Ischaemia-reperfusion injury (IRI) in the liver, a major complication of haemorrhagic shock, resection and transplantation, is a dynamic process that involves the two interrelated phases of local ischaemic insult and inflammation-mediated reperfusion injury. This Review highlights the latest mechanistic insights into innate-adaptive immune crosstalk and cell activation cascades that lead to inflammation-mediated injury in livers stressed by ischaemia-reperfusion, discusses progress in large animal experiments and examines efforts to minimize liver IRI in patients who have received a liver transplant. The interlinked signalling pathways in multiple hepatic cell types, the IRI kinetics and positive versus negative regulatory loops at the innate-adaptive immune interface are discussed. The current gaps in our knowledge and the pathophysiology aspects of IRI in which basic and translational research is still required are stressed. An improved appreciation of cellular immune events that trigger and sustain local inflammatory responses, which are ultimately responsible for organ injury, is fundamental to developing innovative strategies for treating patients who have received a liver transplant and developed ischaemia-reperfusion inflammation and organ dysfunction.
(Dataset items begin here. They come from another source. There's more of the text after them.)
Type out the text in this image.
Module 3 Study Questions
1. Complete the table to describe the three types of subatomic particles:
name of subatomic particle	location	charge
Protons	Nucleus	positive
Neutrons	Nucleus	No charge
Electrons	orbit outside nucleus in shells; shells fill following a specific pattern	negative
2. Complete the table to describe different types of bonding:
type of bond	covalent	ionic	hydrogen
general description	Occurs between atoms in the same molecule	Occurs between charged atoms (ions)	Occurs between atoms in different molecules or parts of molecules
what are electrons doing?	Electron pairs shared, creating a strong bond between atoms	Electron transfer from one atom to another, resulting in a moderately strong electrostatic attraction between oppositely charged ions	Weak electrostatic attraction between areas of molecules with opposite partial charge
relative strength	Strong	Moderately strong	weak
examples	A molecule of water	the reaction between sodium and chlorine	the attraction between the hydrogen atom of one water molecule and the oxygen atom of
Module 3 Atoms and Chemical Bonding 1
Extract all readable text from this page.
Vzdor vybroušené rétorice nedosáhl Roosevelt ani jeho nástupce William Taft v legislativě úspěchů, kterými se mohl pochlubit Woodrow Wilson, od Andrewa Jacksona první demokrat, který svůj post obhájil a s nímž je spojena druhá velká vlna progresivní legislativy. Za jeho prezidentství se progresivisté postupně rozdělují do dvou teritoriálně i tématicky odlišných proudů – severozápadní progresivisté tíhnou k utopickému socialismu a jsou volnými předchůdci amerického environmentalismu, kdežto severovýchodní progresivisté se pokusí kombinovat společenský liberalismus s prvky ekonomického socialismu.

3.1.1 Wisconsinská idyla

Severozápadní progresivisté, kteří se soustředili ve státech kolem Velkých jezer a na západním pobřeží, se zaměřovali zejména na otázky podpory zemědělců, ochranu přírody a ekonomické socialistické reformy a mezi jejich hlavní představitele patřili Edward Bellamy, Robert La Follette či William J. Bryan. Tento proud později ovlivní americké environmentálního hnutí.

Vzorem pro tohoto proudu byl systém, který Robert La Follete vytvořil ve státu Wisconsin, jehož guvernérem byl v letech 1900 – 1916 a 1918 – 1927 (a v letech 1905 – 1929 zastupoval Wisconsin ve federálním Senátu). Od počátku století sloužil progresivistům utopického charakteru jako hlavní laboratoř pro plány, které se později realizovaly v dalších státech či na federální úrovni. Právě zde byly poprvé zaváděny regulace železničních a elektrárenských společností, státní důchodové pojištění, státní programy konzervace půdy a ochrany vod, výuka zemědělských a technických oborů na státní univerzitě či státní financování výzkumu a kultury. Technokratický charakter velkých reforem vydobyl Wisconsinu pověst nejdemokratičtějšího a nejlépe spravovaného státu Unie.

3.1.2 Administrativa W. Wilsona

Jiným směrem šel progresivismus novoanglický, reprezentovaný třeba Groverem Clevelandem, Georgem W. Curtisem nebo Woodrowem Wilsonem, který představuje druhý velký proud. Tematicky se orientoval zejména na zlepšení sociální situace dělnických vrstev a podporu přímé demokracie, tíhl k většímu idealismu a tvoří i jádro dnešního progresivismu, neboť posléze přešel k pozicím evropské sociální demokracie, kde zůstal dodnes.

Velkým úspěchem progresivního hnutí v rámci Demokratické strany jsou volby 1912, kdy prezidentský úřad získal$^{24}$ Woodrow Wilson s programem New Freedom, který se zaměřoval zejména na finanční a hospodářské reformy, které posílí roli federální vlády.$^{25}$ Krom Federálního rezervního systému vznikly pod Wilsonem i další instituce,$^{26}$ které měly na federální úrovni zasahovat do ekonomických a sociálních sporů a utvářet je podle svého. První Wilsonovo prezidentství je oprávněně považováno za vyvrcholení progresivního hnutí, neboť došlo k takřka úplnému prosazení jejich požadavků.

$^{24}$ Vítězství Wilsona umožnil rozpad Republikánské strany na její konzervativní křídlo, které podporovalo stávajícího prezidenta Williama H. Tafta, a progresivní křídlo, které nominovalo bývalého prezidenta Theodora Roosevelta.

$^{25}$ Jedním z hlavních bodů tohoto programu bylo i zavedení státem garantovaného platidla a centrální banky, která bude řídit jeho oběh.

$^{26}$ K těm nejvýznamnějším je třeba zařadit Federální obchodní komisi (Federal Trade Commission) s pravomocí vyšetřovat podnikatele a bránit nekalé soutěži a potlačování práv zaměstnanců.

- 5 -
肝脏的缺血再灌注损伤 (IRI) 是出血性休克、肝切除和肝移植的主要并发症,是一个涉及局部缺血损伤和炎症介导的再灌注损伤两个相关阶段的动态过程。本综述强调了固有免疫与适应性免疫相互作用以及导致缺血再灌注应激肝脏发生炎症介导损伤的细胞激活级联的最新机制见解,讨论了大动物实验的进展,并研究了如何减少接受肝移植患者的肝 IRI。本文讨论了多种肝实质细胞类型中的相互关联的信号通路、IRI 动力学以及固有免疫与适应性免疫界面的正、负调节环。强调了我们目前在知识上的差距以及需要进行基础和转化研究的 IRI 病理生理学方面。改善对触发和维持局部炎症反应的细胞免疫事件的认识,这些反应最终导致器官损伤,对于开发治疗接受肝移植并发生缺血再灌注炎症和器官功能障碍的患者的创新策略至关重要。